CORTLAND - It's playdoh and iPads on a Friday night in the Jones home in Cortland, Ohio.
"Every day is a whole new scenario," laughs Melissa Jones, mother.
That's because all four kids, 17-year-old Andrew, 16-year-old Christina, 15-year-old Ryan and 13-year-old Ashley have a rare genetic disease called Angelman Syndrome.
"They are happy, pleasant but they can't function in a normal environment. They are not able to take care of themselves," said Mark, father.
"I will have to take care of them for their rest of their lives," added Melissa.
Melissa and Mark say they knew they wanted a lot of kids when they got married 24 years ago.
"I had a thing, I wanted to have all the kids we were going to have by the time I turned 30," said Melissa.
They had two typical kids first, Danielle and Matt.
But their next four kids had developmental delays, did not talk, and even had seizures.
Melissa says pediatrician after pediatrician dismissed her concerns.
"I finally switched doctors to Dr. Scher with University Hospitals in Cleveland. He was such a great doctor. He suspected it was going to be Angelmans," said Melissa.

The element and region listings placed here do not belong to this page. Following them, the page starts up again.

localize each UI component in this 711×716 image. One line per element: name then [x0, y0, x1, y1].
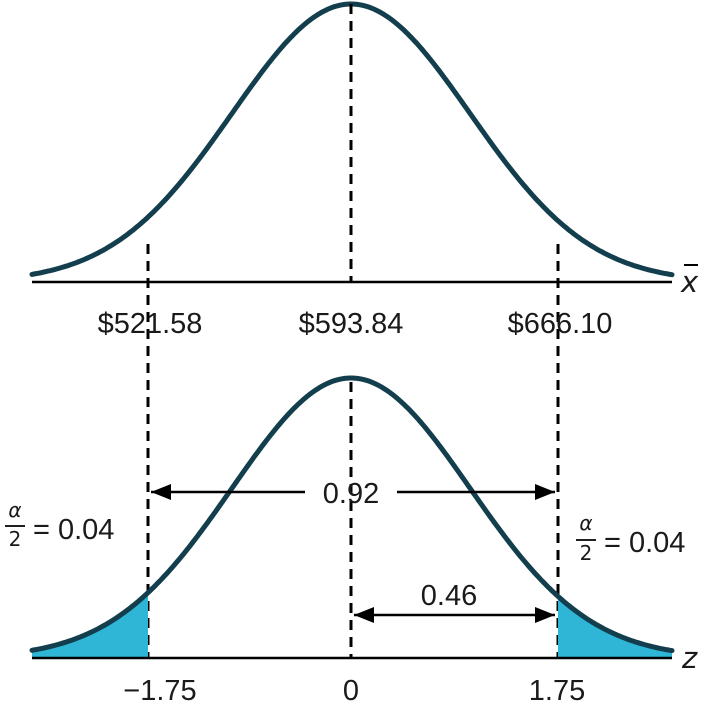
right-alpha-denominator: 2 — [580, 541, 593, 565]
bottom-tick-label: 1.75 — [529, 675, 585, 707]
left-tail-value: = 0.04 — [33, 514, 114, 546]
half-width-label: 0.46 — [421, 580, 477, 612]
left-alpha-numerator: α — [8, 498, 21, 522]
right-tail-shaded-area — [558, 596, 672, 658]
left-tail-shaded-area — [32, 592, 148, 658]
top-tick-label: $666.10 — [508, 308, 613, 340]
bottom-axis-variable: z — [681, 641, 698, 675]
top-tick-label: $593.84 — [299, 308, 404, 340]
bottom-bell-curve — [29, 375, 675, 654]
left-alpha-denominator: 2 — [9, 527, 22, 551]
right-tail-value: = 0.04 — [604, 527, 685, 559]
top-tick-label: $521.58 — [98, 308, 203, 340]
middle-area-label: 0.92 — [323, 478, 379, 510]
top-axis-variable: x — [680, 265, 699, 299]
bottom-tick-label: −1.75 — [123, 675, 196, 707]
right-alpha-numerator: α — [579, 511, 592, 535]
bottom-tick-label: 0 — [343, 675, 359, 707]
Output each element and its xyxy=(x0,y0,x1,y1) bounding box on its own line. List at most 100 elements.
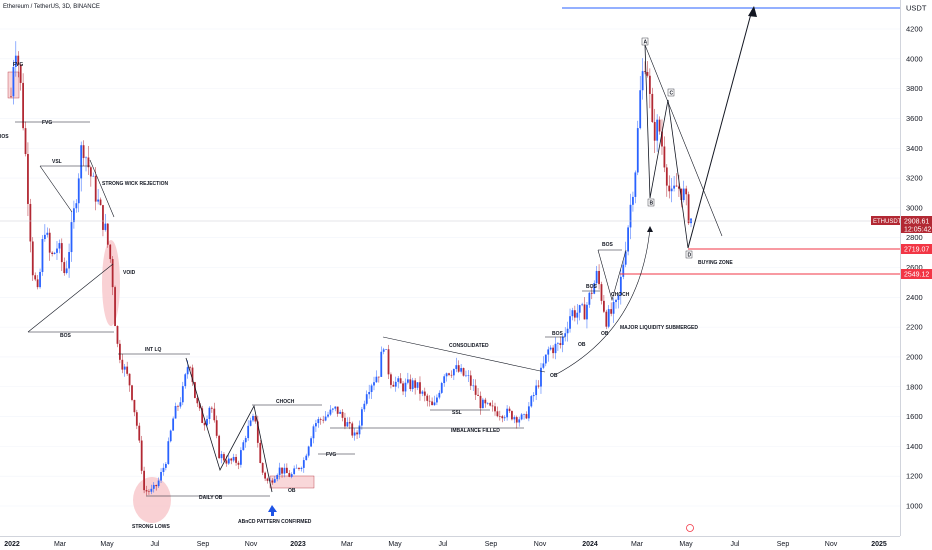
candle-body xyxy=(530,396,533,407)
candle-body xyxy=(208,407,211,419)
candle-body xyxy=(644,71,646,72)
candle-body xyxy=(172,418,175,431)
candle-body xyxy=(598,270,600,285)
candle-body xyxy=(678,186,680,189)
candle-body xyxy=(278,467,281,475)
y-tick-label: 2000 xyxy=(906,352,923,361)
candle-body xyxy=(68,252,70,269)
candle-body xyxy=(315,423,317,427)
candle-body xyxy=(387,349,390,375)
candle-body xyxy=(317,419,320,424)
candle-body xyxy=(518,419,521,423)
candle-body xyxy=(561,336,564,345)
candle-body xyxy=(474,385,477,395)
candle-body xyxy=(276,474,279,480)
candle-body xyxy=(261,463,264,473)
ann-buying-zone: BUYING ZONE xyxy=(698,260,733,266)
candle-body xyxy=(648,75,651,94)
candle-body xyxy=(77,178,80,204)
candle-body xyxy=(496,411,499,417)
candle-body xyxy=(293,468,296,475)
abcd-zigzag-2024 xyxy=(644,44,689,249)
candle-body xyxy=(254,415,257,422)
x-tick-label: 2022 xyxy=(4,541,20,548)
candle-body xyxy=(210,407,213,409)
level-2-tag xyxy=(901,269,932,279)
candle-body xyxy=(554,343,557,354)
candle-body xyxy=(682,188,685,201)
candle-body xyxy=(230,458,233,461)
symbol-tag xyxy=(871,216,900,225)
candle-body xyxy=(140,440,143,471)
point-b-label: B xyxy=(650,201,654,207)
x-tick-label: Sep xyxy=(485,541,498,548)
candle-body xyxy=(593,283,596,294)
candle-body xyxy=(685,188,688,195)
candle-body xyxy=(557,343,559,344)
candle-body xyxy=(619,276,622,296)
annotations: FVG IOS FVG VSL STRONG WICK REJECTION VO… xyxy=(0,40,733,531)
y-tick-label: 3800 xyxy=(906,84,923,93)
vsl-trend-2 xyxy=(89,159,115,218)
y-tick-label: 3400 xyxy=(906,144,923,153)
point-c-label: C xyxy=(670,91,674,97)
candle-body xyxy=(264,472,266,479)
candle-body xyxy=(102,205,104,230)
candle-body xyxy=(14,55,17,67)
x-tick-label: Sep xyxy=(777,541,790,548)
candle-body xyxy=(402,383,404,392)
y-tick-label: 1400 xyxy=(906,442,923,451)
candle-body xyxy=(63,262,66,274)
candle-body xyxy=(605,311,608,327)
candle-body xyxy=(394,381,397,387)
ann-ob-2022: OB xyxy=(288,488,296,494)
candle-body xyxy=(19,64,22,83)
candle-body xyxy=(203,422,206,426)
ann-fvg-2: FVG xyxy=(42,120,52,126)
candle-body xyxy=(542,363,545,368)
candle-body xyxy=(687,194,690,224)
y-tick-label: 2600 xyxy=(906,263,923,272)
candle-body xyxy=(138,425,141,441)
candle-body xyxy=(411,380,414,390)
candle-body xyxy=(27,154,29,204)
candle-body xyxy=(104,223,107,230)
y-tick-label: 4000 xyxy=(906,54,923,63)
y-tick-label: 4200 xyxy=(906,25,923,34)
candle-body xyxy=(472,385,475,387)
candle-body xyxy=(242,442,245,451)
candle-body xyxy=(668,185,671,192)
candle-body xyxy=(70,222,73,253)
candle-body xyxy=(341,411,344,418)
candle-body xyxy=(624,251,627,265)
candle-body xyxy=(177,406,179,407)
candle-body xyxy=(673,185,675,189)
candle-body xyxy=(629,204,632,228)
candle-body xyxy=(392,384,395,387)
candle-body xyxy=(569,316,571,329)
candle-body xyxy=(227,458,230,464)
candle-body xyxy=(85,157,87,159)
candle-body xyxy=(259,442,262,464)
candle-body xyxy=(266,478,269,481)
candle-body xyxy=(489,402,492,406)
candle-body xyxy=(600,284,603,301)
candle-body xyxy=(399,378,402,384)
candle-body xyxy=(610,309,613,314)
ann-ob-2023-b: OB xyxy=(578,342,586,348)
candle-body xyxy=(656,119,659,141)
candle-body xyxy=(498,416,501,417)
candle-body xyxy=(511,411,513,420)
candle-body xyxy=(39,271,41,288)
candle-body xyxy=(148,491,150,493)
candle-body xyxy=(549,347,552,350)
candle-body xyxy=(675,185,678,187)
ann-consolidated: CONSOLIDATED xyxy=(449,343,489,349)
candle-body xyxy=(252,415,254,421)
candle-body xyxy=(225,460,228,464)
event-marker-icon[interactable] xyxy=(686,524,694,532)
candle-body xyxy=(661,131,663,147)
candle-body xyxy=(438,392,441,398)
candle-body xyxy=(152,484,155,489)
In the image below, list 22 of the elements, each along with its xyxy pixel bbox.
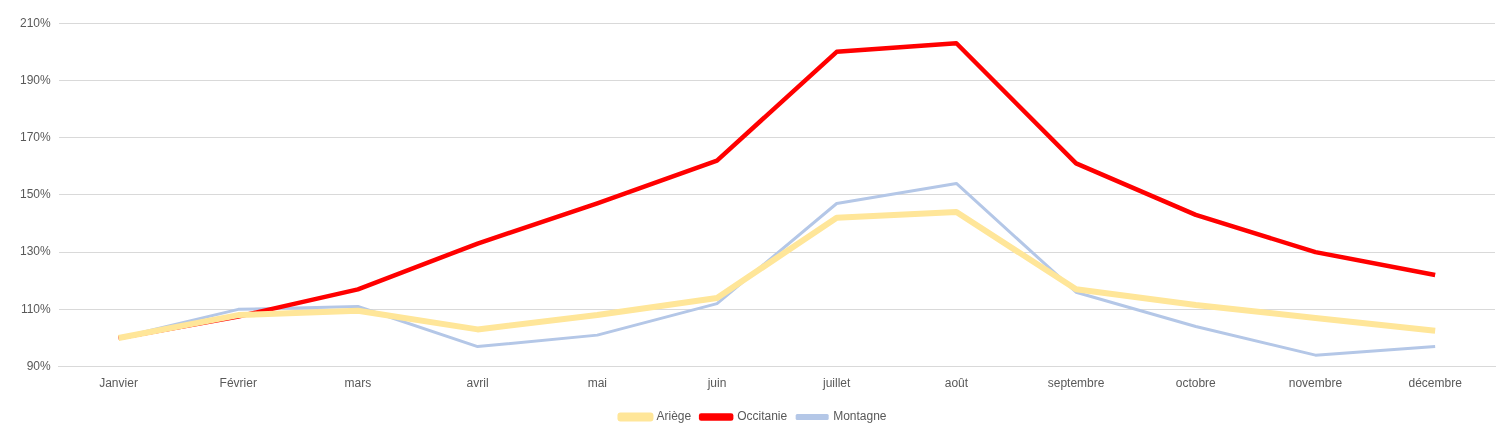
legend-label: Montagne (833, 409, 887, 424)
x-tick-label: juin (706, 376, 727, 391)
y-tick-label: 170% (19, 129, 52, 144)
x-tick-label: avril (466, 376, 489, 391)
x-tick-label: novembre (1288, 376, 1343, 391)
y-tick-label: 90% (26, 358, 52, 373)
x-tick-label: septembre (1047, 376, 1105, 391)
x-tick-label: Janvier (99, 376, 138, 391)
x-tick-label: mars (344, 376, 372, 391)
y-tick-label: 150% (19, 187, 52, 202)
legend-label: Occitanie (737, 409, 788, 424)
x-tick-label: octobre (1175, 376, 1217, 391)
x-tick-label: mai (587, 376, 607, 391)
x-tick-label: décembre (1408, 376, 1463, 391)
x-tick-label: août (944, 376, 969, 391)
x-tick-label: Février (219, 376, 257, 391)
legend-label: Ariège (656, 409, 692, 424)
y-tick-label: 210% (19, 15, 52, 30)
x-tick-label: juillet (822, 376, 852, 391)
y-tick-label: 110% (20, 301, 52, 316)
y-tick-label: 190% (19, 72, 52, 87)
y-tick-label: 130% (19, 244, 52, 259)
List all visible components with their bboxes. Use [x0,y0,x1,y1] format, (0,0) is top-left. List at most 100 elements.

The syndrome is so rare that it occurs in one in over 15,000 live births.
It is caused by a mutation in the UBE3A gene.
"How the genetic doctor explained it to me is that I got the gene from dad. My dad had me and my sister. And I am the only one who had Angelman kids," said Melissa.
All four teens attend special education classes at Liberty High School, which is about 20 minutes away.
They've learned how to communicate through their iPads and iPhones, especially Andrew.
"He uses the Proloquo app from the iTunes store. They have a hard time expressing themselves. But with these pictures and videos, it's so much easier for them to manipulate them and find out what they want to tell me versus trying to find a word," said Melissa.
Melissa says her two other children did not inherit the gene and will not pass it along, either.